Reiterating why the Pistons drafted Darko Milicic

Joe Dumars discussed Darko Milicic this week, within the context of the background work he now does on draft prospects like Andre Drummond. Dumars said that, “”After I drafted Darko, from that point on, the amount of background we do on every single player that you see us draft is ridiculous. We do as much or more background than any other team in the NBA because of that.”

Kelly Dwyer of Yahoo!’s Ball Don’t Lie got back into the reasoning at the time for Milicic:

In a moment West had to deal the dual indignities of both losing out on LeBron James, by one grab of a lottery ball, but also losing out on his lottery pick altogether. And that Grizzlies team, even before hiring coach Hubie Brown a few months into the 2002-03 season, earned that pick.

The problem here is that Dumars told anyone that would listen — and this was in May, mind you — that the Pistons would be using the top overall pick on Darko. Didn’t look seriously into trading down, didn’t run another month’s worth of background checks. Didn’t exactly go in unfamiliar about the guy, but could have done more.

The problem here is that so, so many other teams would have done the same. Even if Wade and Anthony were just a few months removed from shining in their trips to the Final Four.
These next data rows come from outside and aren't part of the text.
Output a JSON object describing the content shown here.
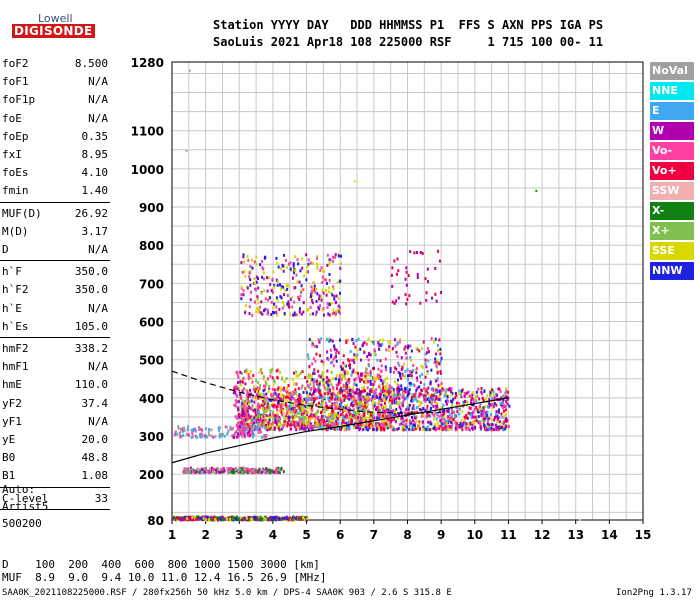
{
  "logo": {
    "line1": "Lowell",
    "line2": "DIGISONDE"
  },
  "header": {
    "line1": "Station YYYY DAY   DDD HHMMSS P1  FFS S AXN PPS IGA PS",
    "line2": "SaoLuis 2021 Apr18 108 225000 RSF     1 715 100 00- 11"
  },
  "params": [
    {
      "group": [
        {
          "k": "foF2",
          "v": "8.500"
        },
        {
          "k": "foF1",
          "v": "N/A"
        },
        {
          "k": "foF1p",
          "v": "N/A"
        },
        {
          "k": "foE",
          "v": "N/A"
        },
        {
          "k": "foEp",
          "v": "0.35"
        },
        {
          "k": "fxI",
          "v": "8.95"
        },
        {
          "k": "foEs",
          "v": "4.10"
        },
        {
          "k": "fmin",
          "v": "1.40"
        }
      ]
    },
    {
      "group": [
        {
          "k": "MUF(D)",
          "v": "26.92"
        },
        {
          "k": "M(D)",
          "v": "3.17"
        },
        {
          "k": "D",
          "v": "N/A"
        }
      ]
    },
    {
      "group": [
        {
          "k": "h`F",
          "v": "350.0"
        },
        {
          "k": "h`F2",
          "v": "350.0"
        },
        {
          "k": "h`E",
          "v": "N/A"
        },
        {
          "k": "h`Es",
          "v": "105.0"
        }
      ]
    },
    {
      "group": [
        {
          "k": "hmF2",
          "v": "338.2"
        },
        {
          "k": "hmF1",
          "v": "N/A"
        },
        {
          "k": "hmE",
          "v": "110.0"
        },
        {
          "k": "yF2",
          "v": "37.4"
        },
        {
          "k": "yF1",
          "v": "N/A"
        },
        {
          "k": "yE",
          "v": "20.0"
        },
        {
          "k": "B0",
          "v": "48.8"
        },
        {
          "k": "B1",
          "v": "1.08"
        }
      ]
    },
    {
      "group": [
        {
          "k": "C-level",
          "v": "33"
        }
      ]
    }
  ],
  "autoscale": {
    "l1": "Auto:",
    "l2": "Artist5",
    "l3": "500200"
  },
  "legend": [
    {
      "label": "NoVal",
      "color": "#a0a0a0"
    },
    {
      "label": "NNE",
      "color": "#00e8f0"
    },
    {
      "label": "E",
      "color": "#40a8f0"
    },
    {
      "label": "W",
      "color": "#b000b0"
    },
    {
      "label": "Vo-",
      "color": "#ff40a0"
    },
    {
      "label": "Vo+",
      "color": "#f00040"
    },
    {
      "label": "SSW",
      "color": "#f0b0b0"
    },
    {
      "label": "X-",
      "color": "#108010"
    },
    {
      "label": "X+",
      "color": "#80c050"
    },
    {
      "label": "SSE",
      "color": "#d8d800"
    },
    {
      "label": "NNW",
      "color": "#2020e0"
    }
  ],
  "footer": {
    "d_line": "D    100  200  400  600  800 1000 1500 3000 [km]",
    "muf_line": "MUF  8.9  9.0  9.4 10.0 11.0 12.4 16.5 26.9 [MHz]",
    "file_line": "SAA0K_2021108225000.RSF / 280fx256h 50 kHz 5.0 km / DPS-4 SAA0K 903 / 2.6 S 315.8 E",
    "version": "Ion2Png 1.3.17"
  },
  "chart_data": {
    "type": "scatter",
    "title": "",
    "xlabel": "",
    "ylabel": "",
    "xlim": [
      1,
      15
    ],
    "ylim": [
      80,
      1280
    ],
    "x_ticks": [
      1,
      2,
      3,
      4,
      5,
      6,
      7,
      8,
      9,
      10,
      11,
      12,
      13,
      14,
      15
    ],
    "y_ticks": [
      80,
      200,
      300,
      400,
      500,
      600,
      700,
      800,
      900,
      1000,
      1100,
      1280
    ],
    "grid": true,
    "profile_line": [
      [
        1,
        230
      ],
      [
        2,
        255
      ],
      [
        3,
        275
      ],
      [
        4,
        295
      ],
      [
        5,
        312
      ],
      [
        6,
        325
      ],
      [
        7,
        340
      ],
      [
        8,
        355
      ],
      [
        9,
        370
      ],
      [
        10,
        385
      ],
      [
        11,
        400
      ]
    ],
    "dashed_line": [
      [
        1,
        470
      ],
      [
        2,
        440
      ],
      [
        3,
        415
      ],
      [
        4,
        395
      ],
      [
        5,
        380
      ],
      [
        6,
        370
      ],
      [
        7,
        362
      ],
      [
        8,
        360
      ],
      [
        9,
        362
      ]
    ],
    "clusters": [
      {
        "x": [
          2.9,
          11.0
        ],
        "y": [
          320,
          430
        ],
        "n": 1600,
        "colors": [
          "#f00040",
          "#ff40a0",
          "#b000b0",
          "#2020e0",
          "#40a8f0",
          "#d8d800"
        ]
      },
      {
        "x": [
          3.0,
          7.5
        ],
        "y": [
          330,
          480
        ],
        "n": 700,
        "colors": [
          "#d8d800",
          "#80c050",
          "#f00040",
          "#ff40a0"
        ]
      },
      {
        "x": [
          5.0,
          9.0
        ],
        "y": [
          400,
          560
        ],
        "n": 500,
        "colors": [
          "#f00040",
          "#ff40a0",
          "#b000b0",
          "#2020e0",
          "#40a8f0",
          "#d8d800"
        ]
      },
      {
        "x": [
          3.0,
          6.0
        ],
        "y": [
          620,
          780
        ],
        "n": 300,
        "colors": [
          "#d8d800",
          "#ff40a0",
          "#b000b0",
          "#2020e0"
        ]
      },
      {
        "x": [
          1.0,
          5.0
        ],
        "y": [
          84,
          92
        ],
        "n": 350,
        "colors": [
          "#f00040",
          "#b000b0",
          "#108010",
          "#2020e0",
          "#d8d800"
        ]
      },
      {
        "x": [
          1.3,
          4.3
        ],
        "y": [
          208,
          220
        ],
        "n": 250,
        "colors": [
          "#ff40a0",
          "#b000b0",
          "#108010",
          "#a0a0a0"
        ]
      },
      {
        "x": [
          1.0,
          3.8
        ],
        "y": [
          300,
          330
        ],
        "n": 120,
        "colors": [
          "#40a8f0",
          "#ff40a0",
          "#a0a0a0"
        ]
      },
      {
        "x": [
          7.5,
          9.0
        ],
        "y": [
          650,
          800
        ],
        "n": 40,
        "colors": [
          "#b000b0",
          "#f00040"
        ]
      },
      {
        "x": [
          2.8,
          3.3
        ],
        "y": [
          300,
          480
        ],
        "n": 80,
        "colors": [
          "#b000b0",
          "#ff40a0"
        ]
      }
    ]
  }
}
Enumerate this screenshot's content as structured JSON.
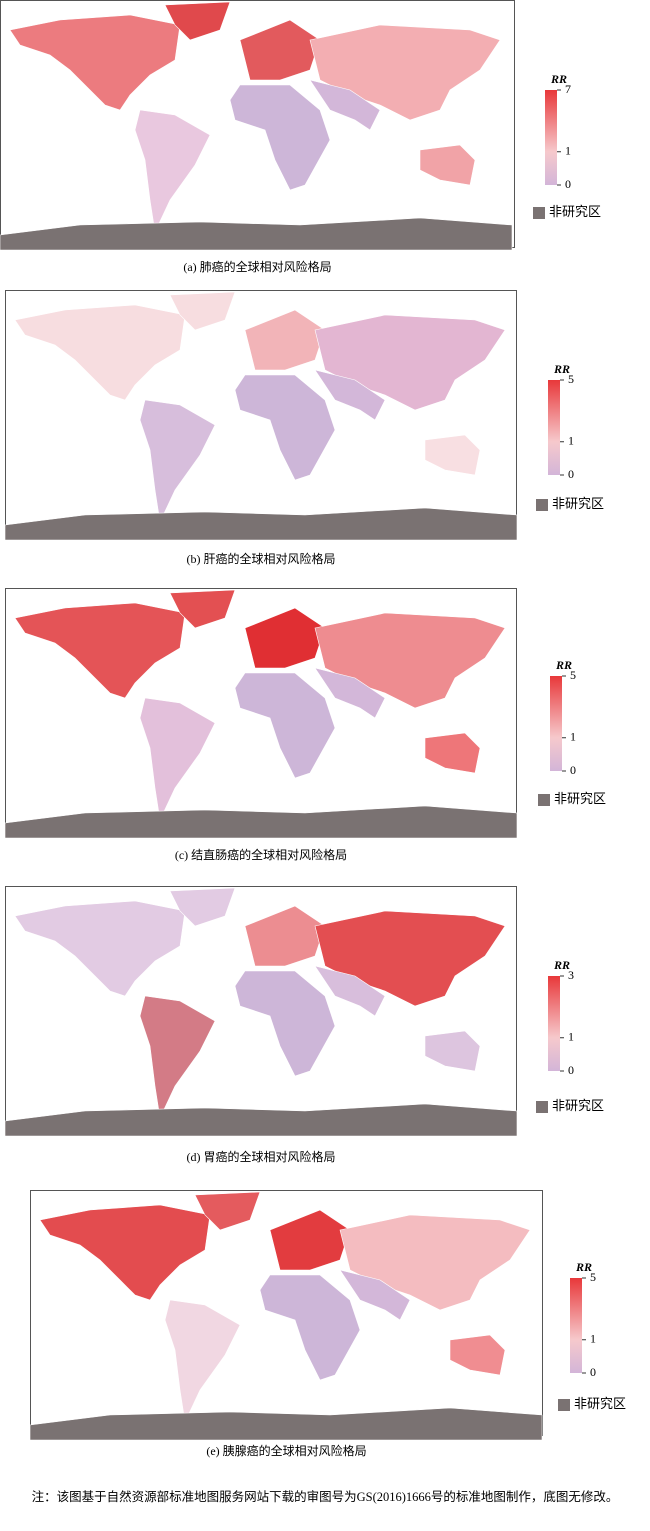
{
  "panels": [
    {
      "caption": "(a) 肺癌的全球相对风险格局",
      "legend": {
        "title": "RR",
        "ticks": [
          7,
          1,
          0
        ]
      }
    },
    {
      "caption": "(b) 肝癌的全球相对风险格局",
      "legend": {
        "title": "RR",
        "ticks": [
          5,
          1,
          0
        ]
      }
    },
    {
      "caption": "(c) 结直肠癌的全球相对风险格局",
      "legend": {
        "title": "RR",
        "ticks": [
          5,
          1,
          0
        ]
      }
    },
    {
      "caption": "(d) 胃癌的全球相对风险格局",
      "legend": {
        "title": "RR",
        "ticks": [
          3,
          1,
          0
        ]
      }
    },
    {
      "caption": "(e) 胰腺癌的全球相对风险格局",
      "legend": {
        "title": "RR",
        "ticks": [
          5,
          1,
          0
        ]
      }
    }
  ],
  "no_data_label": "非研究区",
  "note": "注：该图基于自然资源部标准地图服务网站下载的审图号为GS(2016)1666号的标准地图制作，底图无修改。"
}
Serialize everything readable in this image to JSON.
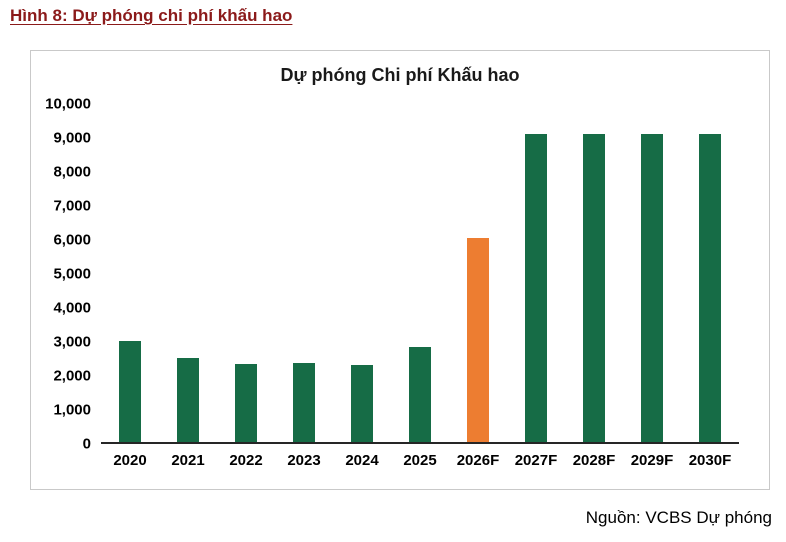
{
  "figure": {
    "heading": "Hình 8: Dự phóng chi phí khấu hao"
  },
  "source": {
    "label": "Nguồn: VCBS Dự phóng"
  },
  "colors": {
    "heading_text": "#8b1a1a",
    "bar_green": "#166c46",
    "bar_orange": "#ed7d31",
    "frame_border": "#c9c9c9",
    "axis_line": "#262626"
  },
  "chart_data": {
    "type": "bar",
    "title": "Dự phóng Chi phí Khấu hao",
    "categories": [
      "2020",
      "2021",
      "2022",
      "2023",
      "2024",
      "2025",
      "2026F",
      "2027F",
      "2028F",
      "2029F",
      "2030F"
    ],
    "values": [
      3000,
      2500,
      2320,
      2350,
      2270,
      2800,
      6050,
      9100,
      9100,
      9100,
      9100
    ],
    "highlight_index": 6,
    "bar_color": "#166c46",
    "highlight_color": "#ed7d31",
    "xlabel": "",
    "ylabel": "",
    "ylim": [
      0,
      10000
    ],
    "ytick_values": [
      0,
      1000,
      2000,
      3000,
      4000,
      5000,
      6000,
      7000,
      8000,
      9000,
      10000
    ],
    "ytick_labels": [
      "0",
      "1,000",
      "2,000",
      "3,000",
      "4,000",
      "5,000",
      "6,000",
      "7,000",
      "8,000",
      "9,000",
      "10,000"
    ],
    "grid": false,
    "legend": false
  }
}
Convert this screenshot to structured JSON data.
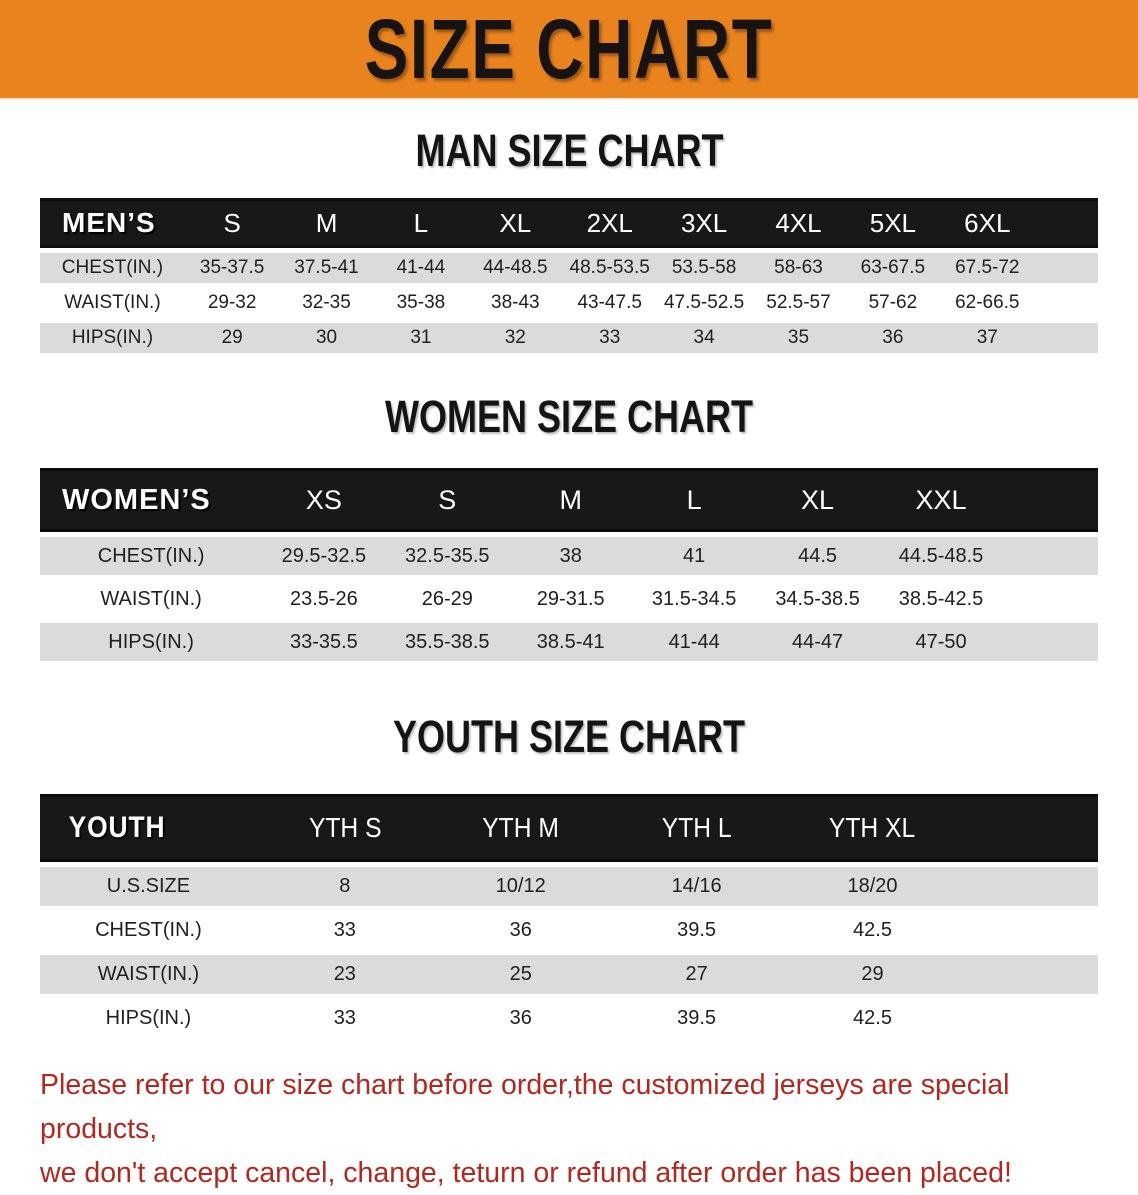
{
  "banner": {
    "title": "SIZE CHART",
    "bg_color": "#E8831E"
  },
  "colors": {
    "table_header_bg": "#181818",
    "table_row_gray": "#dbdbdb",
    "footer_text": "#B3271E"
  },
  "sections": {
    "men": {
      "title": "MAN SIZE CHART",
      "table": {
        "corner": "MEN’S",
        "sizes": [
          "S",
          "M",
          "L",
          "XL",
          "2XL",
          "3XL",
          "4XL",
          "5XL",
          "6XL"
        ],
        "rows": [
          {
            "label": "CHEST(IN.)",
            "values": [
              "35-37.5",
              "37.5-41",
              "41-44",
              "44-48.5",
              "48.5-53.5",
              "53.5-58",
              "58-63",
              "63-67.5",
              "67.5-72"
            ]
          },
          {
            "label": "WAIST(IN.)",
            "values": [
              "29-32",
              "32-35",
              "35-38",
              "38-43",
              "43-47.5",
              "47.5-52.5",
              "52.5-57",
              "57-62",
              "62-66.5"
            ]
          },
          {
            "label": "HIPS(IN.)",
            "values": [
              "29",
              "30",
              "31",
              "32",
              "33",
              "34",
              "35",
              "36",
              "37"
            ]
          }
        ]
      }
    },
    "women": {
      "title": "WOMEN SIZE CHART",
      "table": {
        "corner": "WOMEN’S",
        "sizes": [
          "XS",
          "S",
          "M",
          "L",
          "XL",
          "XXL"
        ],
        "rows": [
          {
            "label": "CHEST(IN.)",
            "values": [
              "29.5-32.5",
              "32.5-35.5",
              "38",
              "41",
              "44.5",
              "44.5-48.5"
            ]
          },
          {
            "label": "WAIST(IN.)",
            "values": [
              "23.5-26",
              "26-29",
              "29-31.5",
              "31.5-34.5",
              "34.5-38.5",
              "38.5-42.5"
            ]
          },
          {
            "label": "HIPS(IN.)",
            "values": [
              "33-35.5",
              "35.5-38.5",
              "38.5-41",
              "41-44",
              "44-47",
              "47-50"
            ]
          }
        ]
      }
    },
    "youth": {
      "title": "YOUTH SIZE CHART",
      "table": {
        "corner": "YOUTH",
        "sizes": [
          "YTH S",
          "YTH M",
          "YTH L",
          "YTH XL"
        ],
        "rows": [
          {
            "label": "U.S.SIZE",
            "values": [
              "8",
              "10/12",
              "14/16",
              "18/20"
            ]
          },
          {
            "label": "CHEST(IN.)",
            "values": [
              "33",
              "36",
              "39.5",
              "42.5"
            ]
          },
          {
            "label": "WAIST(IN.)",
            "values": [
              "23",
              "25",
              "27",
              "29"
            ]
          },
          {
            "label": "HIPS(IN.)",
            "values": [
              "33",
              "36",
              "39.5",
              "42.5"
            ]
          }
        ]
      }
    }
  },
  "footer": {
    "line1": "Please refer to our size chart before order,the customized jerseys are special products,",
    "line2": "we don't accept cancel, change, teturn or refund after order has been placed!"
  }
}
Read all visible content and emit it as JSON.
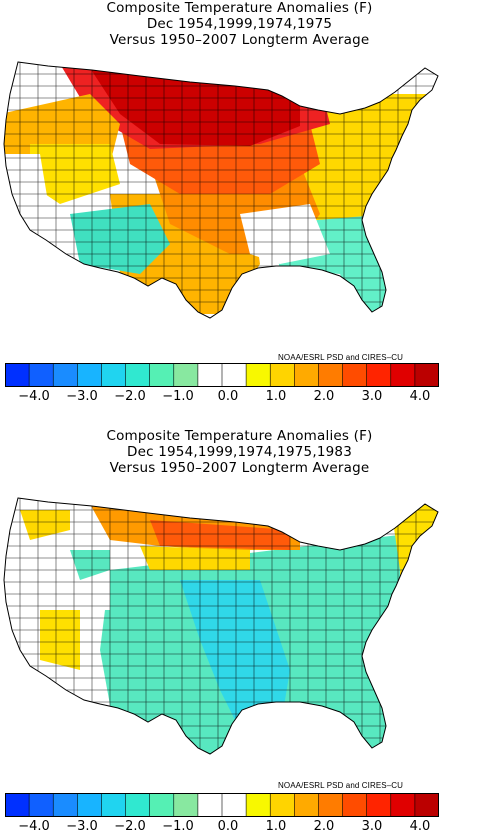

Milicic was that highly-regarded, so to pass it off as the Pistons acting alone or that “Tayshaun Prince played well out of nowhere for Detroit in the 2003 playoffs, so they took stupid Darko” is wrong. Yes, Prince played well for Rick Carlisle in the postseason, watching as his minutes jumped up from 10 to 25 per game, but Dumars was taking Darko anyway.

Have fun delving into the past this weekend.